On Tuesday of this week Gibraltar's Governor, H.E.Vice Admiral Sir Adrian Johns KCB, CBE, ADC, was interviewed on GBC. His comments on the 2006 Constitution were in line with what would be expected. His interview contained also some interesting tit bits that were not enlarged on.
What was to be expected is that he described the 2006 Constitution as being absolutely right for Gibraltar. To be expected, because, after all, it was agreed between the FCO and the Government and approved in a plebiscite. No one in the position of Governor could conceivably criticise it in those circumstances.
He also described it as turning 300 hundred years of British rule or influence on its head. My interpretation of that statement is that it achieved a transfer of control over Gibraltar's affairs to Gibraltar (and I use this word deliberately as opposed to saying to the people of Gibraltar) whilst retaining British sovereignty. A more robust interpretation would bring into play factors and consequences that do not bear thinking about. I refer to the provision of the Treaty of Utrecht that gives Spain a first option were British sovereignty of Gibraltar to cease.
The unexpected tit bits, which I hasten to say I applaud and with which I fully agree, were his statements to the effect that the 2006 Constitution was moving in the right direction, was still bedding in and that there was plenty of work to do. This indicates that there is room for improvement. It may and is likely to be that the reasons for my applauding this view and agreeing with it are not consonant with the reason why the statements were made.
For a long time, my position has been that, whilst the 2006 Constitution advanced our self-government (not self determination or independence) a great deal, it did not provide the governmental safeguards that a constitution could have done and should do. I made this view known vociferously during the "NO Campaign". For example, the 2006 Constitution did not provide any separation of powers between the legislature and the executive. It provides a semblance of institutional separation of powers between the executive and the judiciary, which could have been much improved, so one has to suspect why there is so much influence of the executive on appointments to the Judicial Services Commission.
The GSD Government indicated that the increase of members on the government benches would allow for backbenchers. They indicated that they would look at using the additional two members or increasing the numbers in Parliament to allow for backbenchers. They indicated that they would review the electoral system having in mind a more democratic one. These were some of their "selling" points at the time of the referendum.
To date nothing has been done on this front. Quite the opposite the two additional members are also Ministers. They cost the tax payer more in salaries, whilst taxpayers actually get less. Less, because due to the lack of checks and balances and of any separation of powers between the executive and the legislature more and more power is concentrated on one person who sits at 6 Convent Place, doing more and more with no legislative authority in some case.
What, for example? Well we have a new air terminal being built at a cost of in excess of £50,000,000, can anyone point out to me where the Act authorisng and empowering the Government to do that is to be found? I am sure that that there has been an appropriation for the expenditure, as required by the 2006 Constitution, but where is the legislative authority to build?
Many might say, does it matter? The Government has a majority and can pass the necessary legislation to correct the position.
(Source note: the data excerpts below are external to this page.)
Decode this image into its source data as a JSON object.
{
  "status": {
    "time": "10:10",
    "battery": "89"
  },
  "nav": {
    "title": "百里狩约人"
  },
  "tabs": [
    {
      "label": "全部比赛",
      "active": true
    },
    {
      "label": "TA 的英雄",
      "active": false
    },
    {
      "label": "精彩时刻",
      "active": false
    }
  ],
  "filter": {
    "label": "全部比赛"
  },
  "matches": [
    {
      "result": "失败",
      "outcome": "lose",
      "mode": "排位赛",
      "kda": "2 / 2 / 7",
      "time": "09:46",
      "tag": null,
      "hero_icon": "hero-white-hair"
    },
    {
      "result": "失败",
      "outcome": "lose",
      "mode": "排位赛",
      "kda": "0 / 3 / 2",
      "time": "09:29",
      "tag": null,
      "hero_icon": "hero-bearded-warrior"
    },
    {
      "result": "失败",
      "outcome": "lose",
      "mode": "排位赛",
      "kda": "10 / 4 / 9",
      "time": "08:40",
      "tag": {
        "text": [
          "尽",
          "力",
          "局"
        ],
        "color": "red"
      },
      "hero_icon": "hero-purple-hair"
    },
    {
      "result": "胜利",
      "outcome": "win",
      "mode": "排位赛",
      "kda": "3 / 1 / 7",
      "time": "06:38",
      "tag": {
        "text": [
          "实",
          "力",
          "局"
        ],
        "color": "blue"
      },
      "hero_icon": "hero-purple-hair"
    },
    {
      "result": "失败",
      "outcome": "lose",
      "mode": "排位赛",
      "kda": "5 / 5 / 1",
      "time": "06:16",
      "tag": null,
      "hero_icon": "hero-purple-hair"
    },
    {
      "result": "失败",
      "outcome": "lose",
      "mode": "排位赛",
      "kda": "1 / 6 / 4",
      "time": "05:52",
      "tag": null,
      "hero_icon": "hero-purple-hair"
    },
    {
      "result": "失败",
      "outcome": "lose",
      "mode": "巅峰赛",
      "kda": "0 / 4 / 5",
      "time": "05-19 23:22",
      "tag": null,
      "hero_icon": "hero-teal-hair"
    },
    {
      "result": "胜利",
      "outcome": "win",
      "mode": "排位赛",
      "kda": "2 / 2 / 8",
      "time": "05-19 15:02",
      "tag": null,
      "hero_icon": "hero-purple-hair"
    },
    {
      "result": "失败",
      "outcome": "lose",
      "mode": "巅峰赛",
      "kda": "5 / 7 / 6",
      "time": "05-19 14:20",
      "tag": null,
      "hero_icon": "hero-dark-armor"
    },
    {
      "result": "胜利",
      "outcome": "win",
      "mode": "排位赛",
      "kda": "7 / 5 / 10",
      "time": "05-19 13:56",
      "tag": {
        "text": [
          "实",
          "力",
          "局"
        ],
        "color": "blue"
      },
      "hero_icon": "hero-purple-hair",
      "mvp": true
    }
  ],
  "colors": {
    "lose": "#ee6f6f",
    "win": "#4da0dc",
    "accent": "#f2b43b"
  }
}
It is precisely that which proves the failing in the system that there is no or no sufficient separation of power between the executive and the legislature. All Government Ministers (who as such constitute the executive) also equate to the legislative majority in Parliament (and so the controlling element of the legislature).
There is an added aggravating feature, which is that there is no incentive for any ruling political party from time to time to make any change to the system to enhance democracy and ensure that it will really exist in Gibraltar. Our democracy is limited to voting once every 4 years, demonstrating, petitions, the strength or weaknesses of representative bodies and the free press (yes, all right where is that?)
So yes I applaud and agree with the Governor. However, will those who have the power now under the 2006 Constitution really move it on and do the work that is necessary, or will Gibraltar simply be taken by its governments from time to time the way of some other colonies when they achieved the degree of self-government that Gibraltar has now or some of those that have achieved independence?